Almou M, Bennani S, Zerouali N
Service des Urgences Viscérales, CHU IBN Rochd, Casablanca, Maroc.
J Chir (Paris). 1990 Jun-Jul;127(6-7):341-6.
Concerning one case of cyst developing from embryological remnants in the retro-rectal space, the characteristics of these rare tumors are reviewed. The congenital cysts group is formed by teratomas and developmental cysts. Often they are uncovered when they become septic or when they compress adjoining organs. Computed tomography scan has proved valuable in the diagnosis of these lesions. But the precise diagnosis of a congenital cyst can only be made by pathological examination of the specimen after surgical removal. The possibility of malignant degeneration implies the systematic extirpation of any known pre-sacral cyst or tumor. Kraske's trans-sacral approach gives good access to the retro-rectal space.

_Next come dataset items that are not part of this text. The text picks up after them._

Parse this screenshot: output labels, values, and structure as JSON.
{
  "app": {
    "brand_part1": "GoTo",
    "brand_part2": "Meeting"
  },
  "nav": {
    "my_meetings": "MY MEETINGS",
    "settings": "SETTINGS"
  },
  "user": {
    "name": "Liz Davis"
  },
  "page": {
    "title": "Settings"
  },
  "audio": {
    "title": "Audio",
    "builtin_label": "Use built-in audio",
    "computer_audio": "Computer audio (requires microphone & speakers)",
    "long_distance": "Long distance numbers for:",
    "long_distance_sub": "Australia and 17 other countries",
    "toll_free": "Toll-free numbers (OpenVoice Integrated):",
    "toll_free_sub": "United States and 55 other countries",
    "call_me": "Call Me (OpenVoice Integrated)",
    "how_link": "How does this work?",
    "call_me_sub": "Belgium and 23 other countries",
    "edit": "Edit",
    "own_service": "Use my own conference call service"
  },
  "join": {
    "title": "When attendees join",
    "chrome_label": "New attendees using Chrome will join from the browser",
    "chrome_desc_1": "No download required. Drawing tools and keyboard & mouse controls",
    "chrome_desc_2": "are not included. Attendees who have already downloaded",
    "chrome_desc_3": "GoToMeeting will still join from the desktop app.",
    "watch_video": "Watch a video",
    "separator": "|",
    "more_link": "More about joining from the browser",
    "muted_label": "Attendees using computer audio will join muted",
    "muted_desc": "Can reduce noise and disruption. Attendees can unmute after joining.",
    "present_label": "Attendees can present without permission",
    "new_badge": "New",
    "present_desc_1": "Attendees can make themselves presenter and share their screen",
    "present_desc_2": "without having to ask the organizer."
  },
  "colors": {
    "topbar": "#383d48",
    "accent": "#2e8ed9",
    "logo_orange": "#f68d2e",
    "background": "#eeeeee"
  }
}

Sometimes, pelvic spread of these lesions requires the use of the abdominal approach. The prognosis for benign tumors is good, but it is poor for malignant tumors.
关于1例源于直肠后间隙胚胎残余组织的囊肿病例,对这些罕见肿瘤的特征进行了综述。先天性囊肿组由畸胎瘤和发育性囊肿组成。它们常在发生感染或压迫邻近器官时被发现。计算机断层扫描已被证明对这些病变的诊断有价值。但先天性囊肿的准确诊断只能通过手术切除标本的病理检查来确定。恶性变的可能性意味着要对任何已知的骶前囊肿或肿瘤进行系统性切除。克拉斯克经骶骨入路能很好地进入直肠后间隙。有时,这些病变的盆腔扩散需要采用腹部入路。良性肿瘤的预后良好,但恶性肿瘤的预后较差。